Trisomie 21 : une piste pour restaurer des fonctions cognitives

Une thérapie menée par le CHU du canton de Vaud en Suisse en collaboration avec l’Inserm a permis d’améliorer les performances cognitives de certains patients porteurs de trisomie 21, selon une nouvelle étude publiée jeudi.

Nelly Pitteloud, cheffe du service d’endocrinologie au Centre hospitalier universitaire vaudois (CHUV) a présenté jeudi l’étude menée en collaboration avec l’Inserm et qui est porteuse d’espoir pour les personnes porteuses de trisomie 21.
Nelly Pitteloud, cheffe du service d’endocrinologie au Centre hospitalier universitaire vaudois (CHUV) a présenté jeudi l’étude menée en collaboration avec l’Inserm et qui est porteuse d’espoir pour les personnes porteuses de trisomie 21. (AFP)

Un espoir pour les personnes porteuses de trisomie 21 : une thérapie, testée sur un petit nombre de patients, a amélioré certaines de leurs fonctions cognitives, des résultats jugés « prometteurs » qui doivent encore être confirmés. « L’expérience est très satisfaisante, même si on reste prudents », a résumé Nelly Pitteloud, cheffe du service d’endocrinologie au Centre hospitalier universitaire vaudois (CHUV), en présentant à la presse l’étude publiée jeudi dans Science.

Son hôpital situé à Lausanne, en Suisse, a collaboré avec une équipe de l’Inserm (au sein du laboratoire Lille neuroscience et cognition) pour tester l’efficacité d’une thérapie fondée sur l’injection de l’hormone GnRH à des patients porteurs de trisomie 21, l’une des anomalies chromosomiques les plus fréquentes.

Des résultats sur la souris trisomique

De récentes découvertes ont en effet suggéré que les neurones exprimant l’hormone GnRH (Gonadotropin-Releasing Hormone), connus pour réguler la reproduction via l’hypothalamus, auraient aussi une action sur les fonctions cognitives (mémoire, langage, raisonnement, apprentissage, résolution de problèmes…). « On s’est demandé si cette hormone pouvait jouer un rôle dans la mise en place des symptômes présents chez les porteurs de trisomie 21 », a expliqué Vincent Prévot, directeur de recherche à l’Inserm.

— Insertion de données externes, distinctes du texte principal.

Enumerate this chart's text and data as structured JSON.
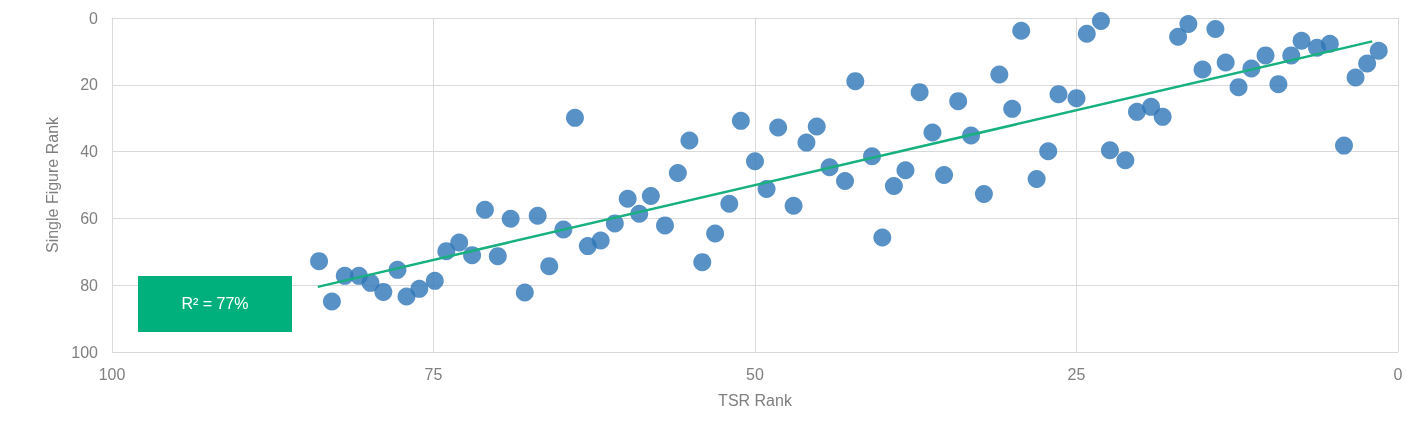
{
  "chart_data": {
    "type": "scatter",
    "xlabel": "TSR Rank",
    "ylabel": "Single Figure Rank",
    "xlim": [
      100,
      0
    ],
    "ylim": [
      100,
      0
    ],
    "xticks": [
      100,
      75,
      50,
      25,
      0
    ],
    "yticks": [
      0,
      20,
      40,
      60,
      80,
      100
    ],
    "grid": true,
    "annotations": [
      "R² = 77%"
    ],
    "series": [
      {
        "color": "#2e75b6",
        "marker": "circle",
        "x": [
          83.9,
          82.9,
          81.9,
          80.8,
          79.9,
          78.9,
          77.8,
          77.1,
          76.1,
          74.9,
          74,
          73,
          72,
          71,
          70,
          69,
          67.9,
          66.9,
          66,
          64.9,
          64,
          63,
          62,
          60.9,
          59.9,
          59,
          58.1,
          57,
          56,
          55.1,
          54.1,
          53.1,
          52,
          51.1,
          50,
          49.1,
          48.2,
          47,
          46,
          45.2,
          44.2,
          43,
          42.2,
          40.9,
          40.1,
          39.2,
          38.3,
          37.2,
          36.2,
          35.3,
          34.2,
          33.2,
          32.2,
          31,
          30,
          29.3,
          28.1,
          27.2,
          26.4,
          25,
          24.2,
          23.1,
          22.4,
          21.2,
          20.3,
          19.2,
          18.3,
          17.1,
          16.3,
          15.2,
          14.2,
          13.4,
          12.4,
          11.4,
          10.3,
          9.3,
          8.3,
          7.5,
          6.3,
          5.3,
          4.2,
          3.3,
          2.4,
          1.5
        ],
        "values": [
          72.8,
          84.9,
          77.2,
          77.2,
          79.3,
          82,
          75.4,
          83.4,
          81.1,
          78.7,
          69.8,
          67.2,
          71,
          57.4,
          71.3,
          60.1,
          82.2,
          59.2,
          74.3,
          63.3,
          29.9,
          68.3,
          66.6,
          61.5,
          54.1,
          58.6,
          53.3,
          62.1,
          46.4,
          36.7,
          73.1,
          64.5,
          55.6,
          30.8,
          42.9,
          51.2,
          32.8,
          56.2,
          37.3,
          32.5,
          44.7,
          48.8,
          18.9,
          41.4,
          65.7,
          50.3,
          45.6,
          22.2,
          34.3,
          47,
          24.9,
          35.2,
          52.7,
          16.9,
          27.2,
          3.8,
          48.2,
          39.9,
          22.8,
          24,
          4.7,
          0.9,
          39.6,
          42.6,
          28.1,
          26.6,
          29.6,
          5.6,
          1.8,
          15.4,
          3.3,
          13.3,
          20.7,
          15.1,
          11.2,
          19.8,
          11.2,
          6.8,
          8.9,
          7.7,
          38.2,
          17.8,
          13.6,
          9.8
        ]
      },
      {
        "type": "line",
        "marker": "none",
        "color": "#17b07e",
        "x": [
          84,
          2
        ],
        "values": [
          80.5,
          7
        ]
      }
    ]
  }
}
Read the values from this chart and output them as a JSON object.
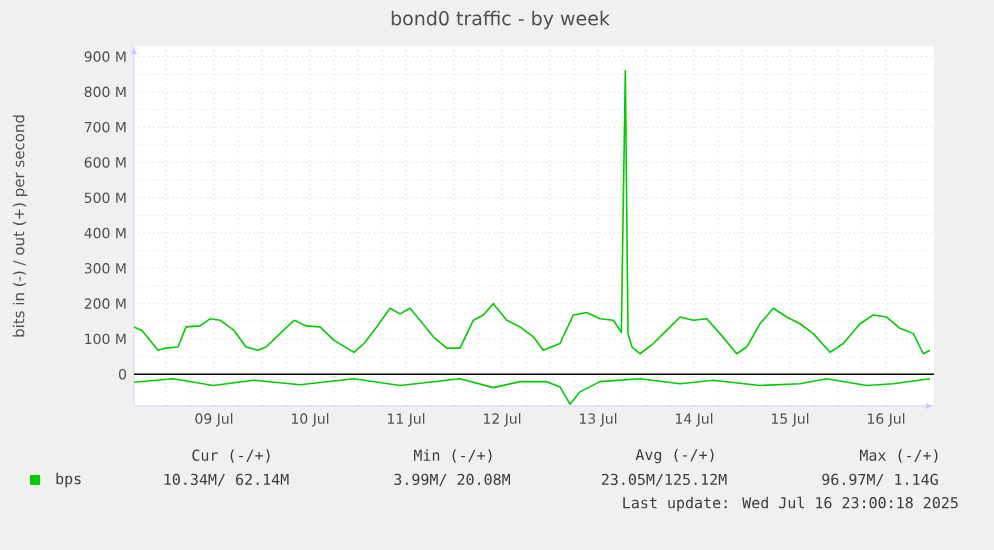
{
  "chart_data": {
    "type": "line",
    "title": "bond0 traffic - by week",
    "ylabel": "bits in (-) / out (+) per second",
    "xlim": [
      "2025-07-08T16:00",
      "2025-07-17T00:00"
    ],
    "ylim": [
      -90,
      930
    ],
    "xticks": [
      {
        "value": "2025-07-09T00:00",
        "label": null
      },
      {
        "value": "2025-07-09T12:00",
        "label": "09 Jul"
      },
      {
        "value": "2025-07-10T00:00",
        "label": null
      },
      {
        "value": "2025-07-10T12:00",
        "label": "10 Jul"
      },
      {
        "value": "2025-07-11T00:00",
        "label": null
      },
      {
        "value": "2025-07-11T12:00",
        "label": "11 Jul"
      },
      {
        "value": "2025-07-12T00:00",
        "label": null
      },
      {
        "value": "2025-07-12T12:00",
        "label": "12 Jul"
      },
      {
        "value": "2025-07-13T00:00",
        "label": null
      },
      {
        "value": "2025-07-13T12:00",
        "label": "13 Jul"
      },
      {
        "value": "2025-07-14T00:00",
        "label": null
      },
      {
        "value": "2025-07-14T12:00",
        "label": "14 Jul"
      },
      {
        "value": "2025-07-15T00:00",
        "label": null
      },
      {
        "value": "2025-07-15T12:00",
        "label": "15 Jul"
      },
      {
        "value": "2025-07-16T00:00",
        "label": null
      },
      {
        "value": "2025-07-16T12:00",
        "label": "16 Jul"
      }
    ],
    "yticks": [
      0,
      {
        "value": 100,
        "label": "100 M"
      },
      {
        "value": 200,
        "label": "200 M"
      },
      {
        "value": 300,
        "label": "300 M"
      },
      {
        "value": 400,
        "label": "400 M"
      },
      {
        "value": 500,
        "label": "500 M"
      },
      {
        "value": 600,
        "label": "600 M"
      },
      {
        "value": 700,
        "label": "700 M"
      },
      {
        "value": 800,
        "label": "800 M"
      },
      {
        "value": 900,
        "label": "900 M"
      }
    ],
    "grid": true,
    "legend": "bottom",
    "ref_lines": [
      {
        "axis": "y",
        "value": 0,
        "color": "#000000"
      }
    ],
    "series": [
      {
        "name": "bps",
        "color": "#00cc00",
        "x": [
          "2025-07-08T16:00",
          "2025-07-08T18:00",
          "2025-07-08T22:00",
          "2025-07-09T00:00",
          "2025-07-09T03:00",
          "2025-07-09T05:00",
          "2025-07-09T08:30",
          "2025-07-09T11:00",
          "2025-07-09T13:30",
          "2025-07-09T17:00",
          "2025-07-09T20:00",
          "2025-07-09T23:00",
          "2025-07-10T01:00",
          "2025-07-10T04:30",
          "2025-07-10T08:00",
          "2025-07-10T11:00",
          "2025-07-10T14:30",
          "2025-07-10T18:00",
          "2025-07-10T23:00",
          "2025-07-11T01:30",
          "2025-07-11T04:40",
          "2025-07-11T08:00",
          "2025-07-11T10:30",
          "2025-07-11T13:00",
          "2025-07-11T15:30",
          "2025-07-11T18:50",
          "2025-07-11T22:10",
          "2025-07-12T01:30",
          "2025-07-12T04:50",
          "2025-07-12T07:20",
          "2025-07-12T09:50",
          "2025-07-12T13:10",
          "2025-07-12T16:30",
          "2025-07-12T19:50",
          "2025-07-12T22:20",
          "2025-07-13T02:30",
          "2025-07-13T05:50",
          "2025-07-13T09:10",
          "2025-07-13T12:30",
          "2025-07-13T15:50",
          "2025-07-13T17:50",
          "2025-07-13T18:50",
          "2025-07-13T19:30",
          "2025-07-13T20:30",
          "2025-07-13T22:30",
          "2025-07-14T01:50",
          "2025-07-14T05:10",
          "2025-07-14T08:30",
          "2025-07-14T11:50",
          "2025-07-14T15:10",
          "2025-07-14T18:30",
          "2025-07-14T22:40",
          "2025-07-15T01:10",
          "2025-07-15T04:30",
          "2025-07-15T07:50",
          "2025-07-15T11:10",
          "2025-07-15T14:30",
          "2025-07-15T17:50",
          "2025-07-15T22:00",
          "2025-07-16T01:20",
          "2025-07-16T05:30",
          "2025-07-16T08:50",
          "2025-07-16T12:10",
          "2025-07-16T15:30",
          "2025-07-16T18:50",
          "2025-07-16T21:20",
          "2025-07-16T23:00"
        ],
        "values": [
          134,
          124,
          68,
          74,
          77,
          134,
          137,
          157,
          153,
          124,
          77,
          68,
          77,
          115,
          153,
          137,
          134,
          96,
          62,
          87,
          134,
          187,
          171,
          187,
          153,
          106,
          74,
          74,
          153,
          168,
          200,
          153,
          134,
          106,
          68,
          87,
          168,
          175,
          157,
          153,
          119,
          860,
          115,
          77,
          58,
          87,
          124,
          162,
          153,
          157,
          115,
          58,
          77,
          143,
          187,
          162,
          143,
          115,
          62,
          87,
          143,
          168,
          162,
          130,
          115,
          58,
          68
        ]
      },
      {
        "color": "#00cc00",
        "x": [
          "2025-07-08T16:00",
          "2025-07-09T01:50",
          "2025-07-09T11:50",
          "2025-07-09T21:50",
          "2025-07-10T09:30",
          "2025-07-10T23:00",
          "2025-07-11T10:30",
          "2025-07-12T01:30",
          "2025-07-12T09:50",
          "2025-07-12T16:30",
          "2025-07-12T23:00",
          "2025-07-13T02:30",
          "2025-07-13T05:00",
          "2025-07-13T07:30",
          "2025-07-13T12:30",
          "2025-07-13T22:30",
          "2025-07-14T08:30",
          "2025-07-14T16:50",
          "2025-07-15T04:30",
          "2025-07-15T14:30",
          "2025-07-15T21:10",
          "2025-07-16T07:10",
          "2025-07-16T13:50",
          "2025-07-16T23:00"
        ],
        "values": [
          -23,
          -13,
          -32,
          -17,
          -30,
          -13,
          -32,
          -13,
          -38,
          -21,
          -21,
          -36,
          -85,
          -50,
          -21,
          -13,
          -27,
          -17,
          -32,
          -27,
          -13,
          -32,
          -27,
          -13
        ]
      }
    ],
    "annotations": [
      "Cur (-/+)",
      "Min (-/+)",
      "Avg (-/+)",
      "Max (-/+)",
      "10.34M/  62.14M",
      "3.99M/  20.08M",
      "23.05M/125.12M",
      "96.97M/   1.14G",
      "Last update: Wed Jul 16 23:00:18 2025"
    ]
  }
}
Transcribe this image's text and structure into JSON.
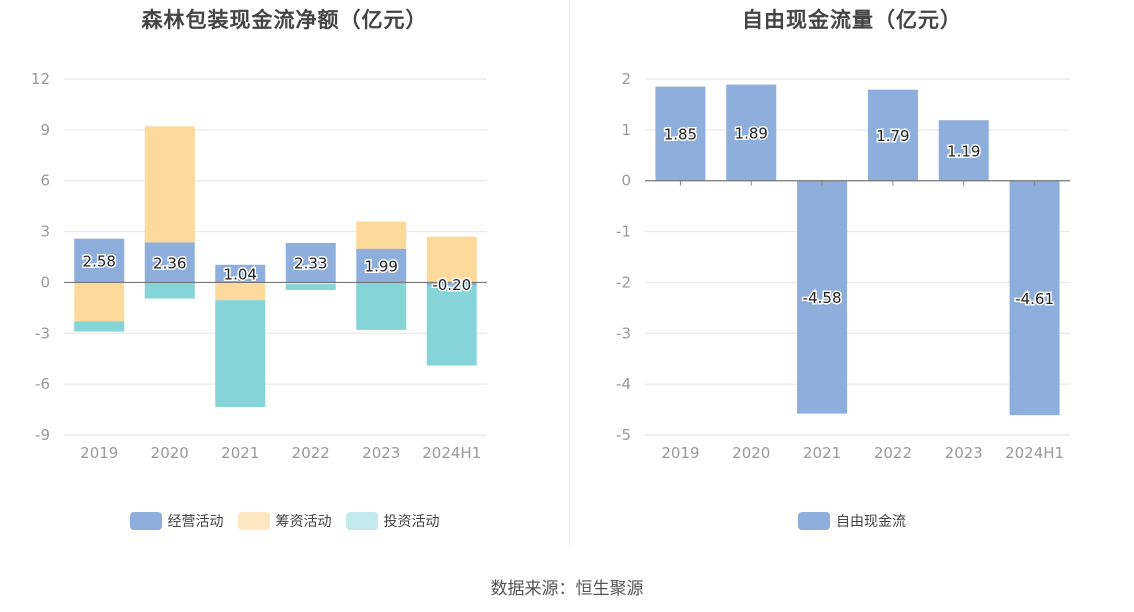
{
  "source_text": "数据来源：恒生聚源",
  "chart_data": [
    {
      "type": "bar",
      "stacked": true,
      "title": "森林包装现金流净额（亿元）",
      "categories": [
        "2019",
        "2020",
        "2021",
        "2022",
        "2023",
        "2024H1"
      ],
      "series": [
        {
          "name": "经营活动",
          "color": "#8eaedb",
          "values": [
            2.58,
            2.36,
            1.04,
            2.33,
            1.99,
            -0.2
          ],
          "labeled": true
        },
        {
          "name": "筹资活动",
          "color": "#fdd99b",
          "values": [
            -2.3,
            6.85,
            -1.05,
            -0.1,
            1.6,
            2.7
          ],
          "labeled": false
        },
        {
          "name": "投资活动",
          "color": "#85d4d8",
          "values": [
            -0.6,
            -0.95,
            -6.3,
            -0.35,
            -2.8,
            -4.7
          ],
          "labeled": false
        }
      ],
      "yticks": [
        12,
        9,
        6,
        3,
        0,
        -3,
        -6,
        -9
      ],
      "ylim": [
        -9,
        12
      ],
      "grid": true,
      "legend": "bottom"
    },
    {
      "type": "bar",
      "title": "自由现金流量（亿元）",
      "categories": [
        "2019",
        "2020",
        "2021",
        "2022",
        "2023",
        "2024H1"
      ],
      "series": [
        {
          "name": "自由现金流",
          "color": "#8eaedb",
          "values": [
            1.85,
            1.89,
            -4.58,
            1.79,
            1.19,
            -4.61
          ],
          "labeled": true
        }
      ],
      "yticks": [
        2,
        1,
        0,
        -1,
        -2,
        -3,
        -4,
        -5
      ],
      "ylim": [
        -5,
        2
      ],
      "grid": true,
      "legend": "bottom"
    }
  ]
}
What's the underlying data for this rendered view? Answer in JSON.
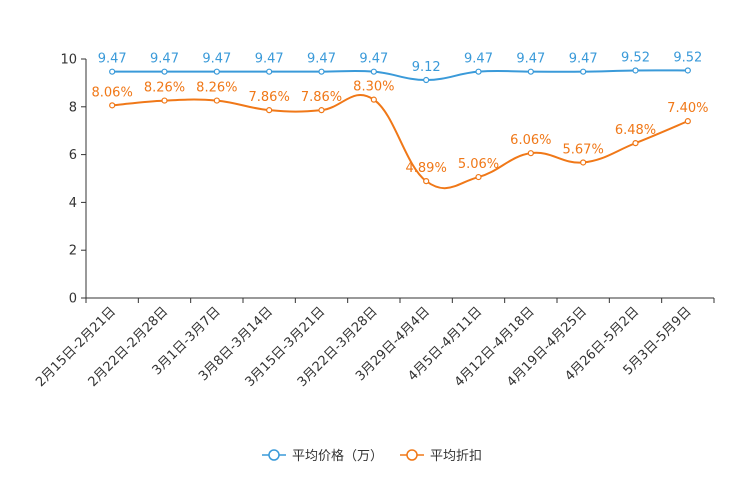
{
  "chart_data": {
    "type": "line",
    "title": "",
    "xlabel": "",
    "ylabel": "",
    "ylim": [
      0,
      10
    ],
    "yticks": [
      0,
      2,
      4,
      6,
      8,
      10
    ],
    "grid": false,
    "legend_position": "bottom-center",
    "categories": [
      "2月15日-2月21日",
      "2月22日-2月28日",
      "3月1日-3月7日",
      "3月8日-3月14日",
      "3月15日-3月21日",
      "3月22日-3月28日",
      "3月29日-4月4日",
      "4月5日-4月11日",
      "4月12日-4月18日",
      "4月19日-4月25日",
      "4月26日-5月2日",
      "5月3日-5月9日"
    ],
    "series": [
      {
        "name": "平均价格（万）",
        "color": "#3a9ad9",
        "values": [
          9.47,
          9.47,
          9.47,
          9.47,
          9.47,
          9.47,
          9.12,
          9.47,
          9.47,
          9.47,
          9.52,
          9.52
        ],
        "labels": [
          "9.47",
          "9.47",
          "9.47",
          "9.47",
          "9.47",
          "9.47",
          "9.12",
          "9.47",
          "9.47",
          "9.47",
          "9.52",
          "9.52"
        ]
      },
      {
        "name": "平均折扣",
        "color": "#f07818",
        "values": [
          8.06,
          8.26,
          8.26,
          7.86,
          7.86,
          8.3,
          4.89,
          5.06,
          6.06,
          5.67,
          6.48,
          7.4
        ],
        "labels": [
          "8.06%",
          "8.26%",
          "8.26%",
          "7.86%",
          "7.86%",
          "8.30%",
          "4.89%",
          "5.06%",
          "6.06%",
          "5.67%",
          "6.48%",
          "7.40%"
        ]
      }
    ]
  }
}
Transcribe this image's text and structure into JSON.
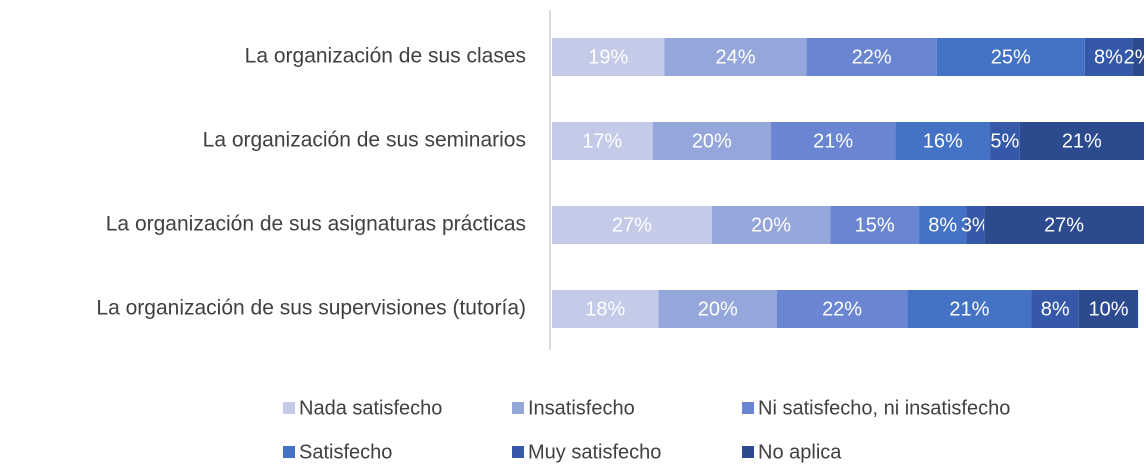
{
  "chart_data": {
    "type": "stacked-bar-horizontal",
    "categories": [
      "La organización de sus clases",
      "La organización de sus seminarios",
      "La organización de sus asignaturas prácticas",
      "La organización de sus supervisiones (tutoría)"
    ],
    "series": [
      {
        "name": "Nada satisfecho",
        "color": "#c3cbe9",
        "values": [
          19,
          17,
          27,
          18
        ],
        "value_labels": [
          "19%",
          "17%",
          "27%",
          "18%"
        ]
      },
      {
        "name": "Insatisfecho",
        "color": "#95a6db",
        "values": [
          24,
          20,
          20,
          20
        ],
        "value_labels": [
          "24%",
          "20%",
          "20%",
          "20%"
        ]
      },
      {
        "name": "Ni satisfecho, ni insatisfecho",
        "color": "#6a86d3",
        "values": [
          22,
          21,
          15,
          22
        ],
        "value_labels": [
          "22%",
          "21%",
          "15%",
          "22%"
        ]
      },
      {
        "name": "Satisfecho",
        "color": "#4472c4",
        "values": [
          25,
          16,
          8,
          21
        ],
        "value_labels": [
          "25%",
          "16%",
          "8%",
          "21%"
        ]
      },
      {
        "name": "Muy satisfecho",
        "color": "#3558a8",
        "values": [
          8,
          5,
          3,
          8
        ],
        "value_labels": [
          "8%",
          "5%",
          "3%",
          "8%"
        ]
      },
      {
        "name": "No aplica",
        "color": "#2c4a8e",
        "values": [
          2,
          21,
          27,
          10
        ],
        "value_labels": [
          "2%",
          "21%",
          "27%",
          "10%"
        ]
      }
    ],
    "legend": "bottom"
  }
}
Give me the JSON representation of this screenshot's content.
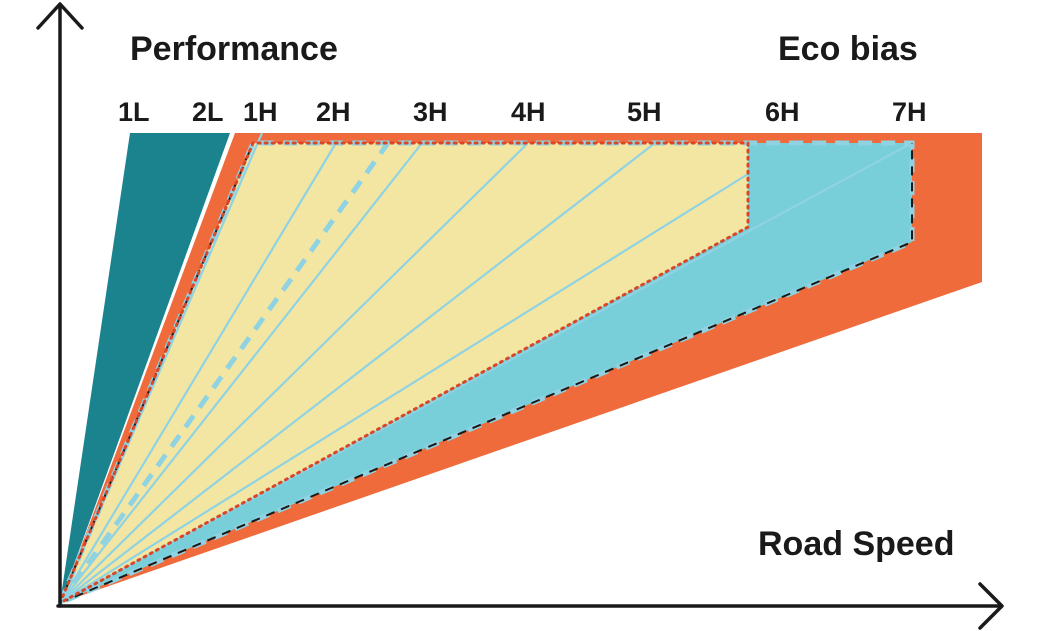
{
  "labels": {
    "performance": "Performance",
    "eco_bias": "Eco bias",
    "road_speed": "Road Speed"
  },
  "gears": [
    "1L",
    "2L",
    "1H",
    "2H",
    "3H",
    "4H",
    "5H",
    "6H",
    "7H"
  ],
  "colors": {
    "background": "#ffffff",
    "axis": "#1a1a1a",
    "low_range": "#1b838e",
    "full_range": "#f06b3c",
    "eco_range": "#78cfd9",
    "performance_range": "#f3e6a3",
    "gear_lines": "#8fd3e3",
    "dotted_border": "#d9472b",
    "dashed_border": "#8fd3e3"
  }
}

Sur des souris, le laboratoire a établi que cinq brins de micro-ARN régulant la production de cette hormone et présents sur le chromosome 21 étaient dérégulés. Les scientifiques sont parvenus à démontrer que les déficiences cognitives et olfactives progressives de ces souris étaient étroitement liées à une sécrétion de GnRH dysfonctionnelle. Ils ont ensuite prouvé que la remise en fonction d’un système GnRH normal permettait de restaurer les fonctions cognitives et olfactives chez la souris trisomique.

Enthousiasmée par ces résultats, l’équipe de Nelly Pitteloud a pris le relais. Un essai clinique pilote a été mené sur sept hommes porteurs de trisomie 21, âgés de 20 à 50 ans, entre octobre 2020 et mai 2022. Les patients ont reçu une dose de GnRH toutes les deux heures en sous-cutané pendant 6 mois, via une pompe sur le bras.

Les performances de 6 patients sur 7 en augmentation lors du test

Des tests de cognition et d’odorat ainsi que des examens IRM ont été effectués avant et après le traitement. « On a constaté une amélioration comprise entre 10 % et 30 % des fonctions cognitives, notamment de la fonction visuo-spatiale, de la représentation tridimensionnelle, de la compréhension des consignes et de l’attention », a égrené Nelly Pitteloud. Ainsi, un patient qui peinait à reproduire le schéma d’un cube en 3D avant le début du traitement, est parvenu à dessiner correctement un lit à l’issue.

Cliniquement, les performances cognitives ont augmenté chez 6 des 7 patients, des améliorations confirmées par imagerie cérébrale. Cependant, contrairement à ce qui s’était passé avec la souris, le traitement n’a pas eu d’impact sur l’olfaction. Ces résultats « prometteurs » doivent être confirmés. « Le travail clinique s’est focalisé sur seulement 7 patients hommes ; pour prouver l’efficacité du traitement GnRH dans la trisomie 21, on a encore beaucoup de travail à faire », a reconnu Nelly Pitteloud.

Les auteurs de l’étude reconnaissent d’autres biais, comme la présence de patients déjà très stimulés par leurs parents. Ils souhaiteraient désormais inclure des personnes aux profils plus variés, dont certains avec des signes dégénératifs type Alzheimer. À l’automne, une plus vaste étude intégrant 50 à 60 personnes et un placebo devrait être lancée. Les chercheurs espèrent y inclure « un tiers » de femmes, qui ne devront pas être sous contraception - l’hormone GnRH régulant la reproduction - ni souhaiter tomber enceintes.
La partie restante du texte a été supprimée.